The list of inclusions and exclusions is sensitive to the order of the list. If you have particular subdirectories you want to exclude (e.g., importantstuff/junk/), put them first:
– importantstuff/junk/**
If you want rsync to backup only designated directories, list your excludes first, then your includes, and end with
– *
which tells it to exclude anything you didn’t already tell it to include. I have the feeling that that may be an ugly hack with unintended consequences. Remember, I don’t know what I’m doing.

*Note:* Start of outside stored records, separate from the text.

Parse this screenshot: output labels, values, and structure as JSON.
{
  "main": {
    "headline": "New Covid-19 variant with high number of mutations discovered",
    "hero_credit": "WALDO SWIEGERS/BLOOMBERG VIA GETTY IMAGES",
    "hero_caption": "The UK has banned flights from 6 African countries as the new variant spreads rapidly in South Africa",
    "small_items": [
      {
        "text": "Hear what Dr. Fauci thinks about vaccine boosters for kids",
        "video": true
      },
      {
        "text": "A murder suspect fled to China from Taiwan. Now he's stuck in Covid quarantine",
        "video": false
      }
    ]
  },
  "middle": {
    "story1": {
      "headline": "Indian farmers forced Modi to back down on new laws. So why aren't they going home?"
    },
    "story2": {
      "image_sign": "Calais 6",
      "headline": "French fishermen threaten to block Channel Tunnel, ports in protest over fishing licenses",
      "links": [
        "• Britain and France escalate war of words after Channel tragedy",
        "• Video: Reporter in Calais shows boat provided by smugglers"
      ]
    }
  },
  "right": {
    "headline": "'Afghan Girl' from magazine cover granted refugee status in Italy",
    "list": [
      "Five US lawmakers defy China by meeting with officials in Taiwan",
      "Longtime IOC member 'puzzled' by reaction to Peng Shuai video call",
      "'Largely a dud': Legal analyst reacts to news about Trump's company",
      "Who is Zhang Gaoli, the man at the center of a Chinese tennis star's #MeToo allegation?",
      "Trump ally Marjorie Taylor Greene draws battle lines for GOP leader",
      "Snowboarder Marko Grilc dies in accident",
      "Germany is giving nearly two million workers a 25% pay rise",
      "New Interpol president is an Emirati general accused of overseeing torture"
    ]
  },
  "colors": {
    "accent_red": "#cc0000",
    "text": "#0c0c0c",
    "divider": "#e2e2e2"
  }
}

So, my exclude-from file looks roughly like this:
– *Azureus*/
– *Azureus*/**
– Documents/TiVo*
– Documents/Aptana*
+ Sites/
+ Sites/**
+ Pictures/
+ Pictures/**
+ Music/
+ Music/**
+ Documents
+ Documents/**
– *
Two important notes: 1. The -n parameter on the command line will run rsync in “what if” mode, showing you what it would do without actually doing it. 2. As I’ve likely made some embarrassing and awful mistakes, please read the comments in hopes that some knowledgeable and kind soul will correct me.